“Yes,” I whisper, my heart breaking in two at my confession.
“Not just any man, Sinclair…”
My breath catches as he says my name, and I clamp a hand over my mouth, willing myself not to throw up.
“… Brad Garrett-Charles,” Denver hisses.
His voice is so low, so dangerous, that I can barely keep my eyes on his. But I have to. He’s come here, demanding the truth. Lying to him the first time broke me. I can’t survive it again.
“I knew he was the one y-y-y…” I drag in a shaky breath. “The one who y-you’d hate to find me with the most.”
“Damn fucking straight.”
I blink as I hold his gaze. There’s no warmth in his. Nothing to ease the churning inside my gut at what I did to him. The way I let him think I would throw everything we had away like it meant nothing.
I hurt him. I thought I had to. But the second I did it and saw his reaction that night, the doubts started. And they’ve clawed and scratched at me ever since.
“How are Lizzie and Dixie?” I ask, a pathetic part of me needing to know that he’s happy. That they’re all happy and living in the sunshine together in LA. That I made the right choice. Because him hating me would be worth it, knowing that he has that.
“Keep talking!”
The venom in his voice makes the tears welling in my eyes spill over. I wipe them away with the heel of my hand. I can’t cry in front of him. Not when I did this. Ichosethis. I made him look at me in the way he is now—like he despises me.
And I have to live with that decision.
“Brad called over to see me that day I met them at your place,” I confess. “I was thinking about them moving away without you… and I was crying and he… he offered to help me. I knew you’d never leave New York if you knew how much I wanted you to stay.”
“Tell me about the party, Sinclair,” Denver prompts.
I swallow, hating the business-like brusqueness of his voice.
“I asked him to go into my room with me, so you’d find us together. He wasn’t supposed to take his clothes off.
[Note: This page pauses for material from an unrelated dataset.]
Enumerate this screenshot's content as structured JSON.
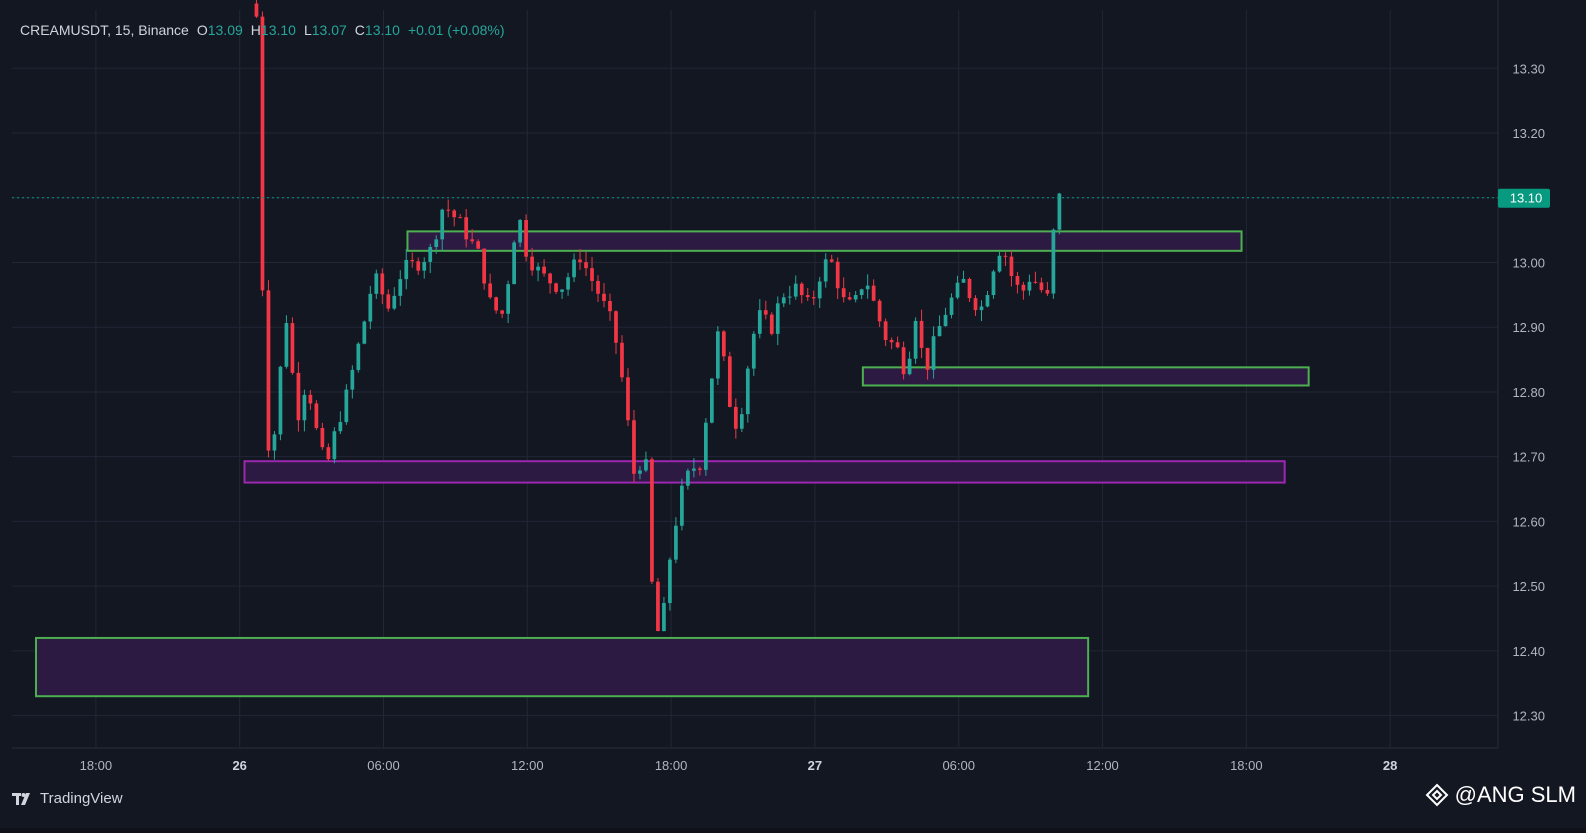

He did that himself. Maybe he thought…” I screw my face up, before I continue. “I had a full body support set on beneath that T-shirt. He’d have needed industrial shears to get me out of that thing if he’d dared to try.”
“Support set?” Denver clips.
“Yeah, it’s?—”
“I know what it is,” he grits.
“Oh.”
Silence stretches between us as I soak in every second of having his eyes on mine. Because this might be the last time I ever get to see them, to admire their beauty. To sink into the feeling of safety they’ve given me. Nothing else has ever come close to making me feel that way in years.
“I thought you believed it,” I whisper.
“No.”
That same response of his.
One word. Nothing more. So simple. Straight to the point.
“But you were so angry. You yelled and then you stormed off.”
“Because I knew exactly what you were doing.”
“I…”
“I know you, Sinclair. I know you better than you give me credit for. Tell me, what do you hate people doing for you?”